Tricolor RGB negatives
-
Start with a color digital image that has been edited and is in Adobe RGB (1998) and 16 bit
depth.
-
Flatten the image to a single layer, then size it to 360ppi and the correct dimensions.
-
Invert the sized image to negative (Image/Adjustments/Invert).
-
Save at this step since the next step cannot be undone.
-
Go to Window/Channels. This will open the Channels panel. In the upper right corner, click on
the small
stack of
lines to open the Channel Options window. Scroll down and select Split Channels. This will cause
the
color image
to disappear and be replaced by three grayscale images, one for the Red, one for the Green, and
one for
the Blue
channel.
-
Rename the Red separation as imagename_BLUEneg.psd, the Green separation as
imagename_MAGENTAneg.psd,
and the
Blue separation as imagename_YELLOWneg.psd. Make a practice of also marking each negative as it
comes
out of the
printer as Blue, Magenta, or Yellow since they look nearly identical.
-
Be sure that each negative file has Gray gamma 2.2 embedded in it (Edit/Convert to
Profile/Select Gray
Gamma 2.2
as the Destination Space).
-
At this point there are two options. If the correct negative contrast has already been
determined the
negatives
can be printed in the gum layer of choice at the Basic Exposure Time determined in Step 1 of the
3-step
method
and the Printer Settings determined in Step 2, including the correct Color Density setting for
contrast.
-
On the other hand if more fine-tuning of the midtones is necessary, a midtone correction curve
as
described in
Step 3 will be necessary, but when applied to the RGB separations, it must be applied to the
positive.
Since at
this point the RGB splits are negative, it is necessary to invert each file back to positive,
apply the
correction curve, then re-invert to negative. Be sure to invert the image, not the curve. Print
the
corrected
negative using the Exposure and Printer Settings determined in Steps One and Two.
Troubleshooting:
Can’t see the print options shown in figure B?

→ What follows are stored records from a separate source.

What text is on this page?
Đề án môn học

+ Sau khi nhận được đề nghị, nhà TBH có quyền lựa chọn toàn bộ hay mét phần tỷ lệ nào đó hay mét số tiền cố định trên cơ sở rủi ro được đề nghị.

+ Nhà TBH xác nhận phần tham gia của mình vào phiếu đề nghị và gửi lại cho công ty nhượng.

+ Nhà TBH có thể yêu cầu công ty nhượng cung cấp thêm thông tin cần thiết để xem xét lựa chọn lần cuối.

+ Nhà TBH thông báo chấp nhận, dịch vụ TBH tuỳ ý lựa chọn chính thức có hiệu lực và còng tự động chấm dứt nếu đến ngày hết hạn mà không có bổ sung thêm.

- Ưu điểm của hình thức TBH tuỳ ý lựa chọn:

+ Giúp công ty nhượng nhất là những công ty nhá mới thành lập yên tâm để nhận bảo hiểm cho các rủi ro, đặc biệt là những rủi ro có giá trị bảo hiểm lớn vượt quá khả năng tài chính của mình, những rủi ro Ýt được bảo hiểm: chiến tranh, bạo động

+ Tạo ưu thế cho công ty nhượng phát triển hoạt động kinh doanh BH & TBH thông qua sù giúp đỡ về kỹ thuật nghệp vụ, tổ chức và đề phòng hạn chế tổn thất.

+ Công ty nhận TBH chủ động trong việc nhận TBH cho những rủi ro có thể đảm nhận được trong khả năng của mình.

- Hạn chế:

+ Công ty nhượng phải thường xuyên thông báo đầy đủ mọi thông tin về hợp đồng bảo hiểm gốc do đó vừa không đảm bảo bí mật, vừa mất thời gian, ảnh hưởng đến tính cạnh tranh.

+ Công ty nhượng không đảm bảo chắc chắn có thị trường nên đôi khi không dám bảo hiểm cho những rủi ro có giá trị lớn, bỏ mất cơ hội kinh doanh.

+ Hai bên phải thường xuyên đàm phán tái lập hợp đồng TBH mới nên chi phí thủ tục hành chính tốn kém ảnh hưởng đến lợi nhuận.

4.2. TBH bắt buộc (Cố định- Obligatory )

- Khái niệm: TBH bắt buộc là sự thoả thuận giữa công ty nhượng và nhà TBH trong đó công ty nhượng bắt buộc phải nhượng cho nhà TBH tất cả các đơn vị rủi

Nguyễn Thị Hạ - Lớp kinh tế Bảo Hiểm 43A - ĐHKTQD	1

No worries, newer mac operating systems have loaded an air print driver in your system, restricting
access
to certain options. To regain access, follow these steps: From System Preferences, select Printers and
Scanners. Delete your printer. Now click Add Printer or Scanner. Click the + sign in the lower left
corner.
A box will pop up with printer names. From the list, select your printer. Under NAME: the name of the
printer will appear. Under USE: you will see Secure Airprint. From that drop down, select your printer
name. Close the box. You are now set.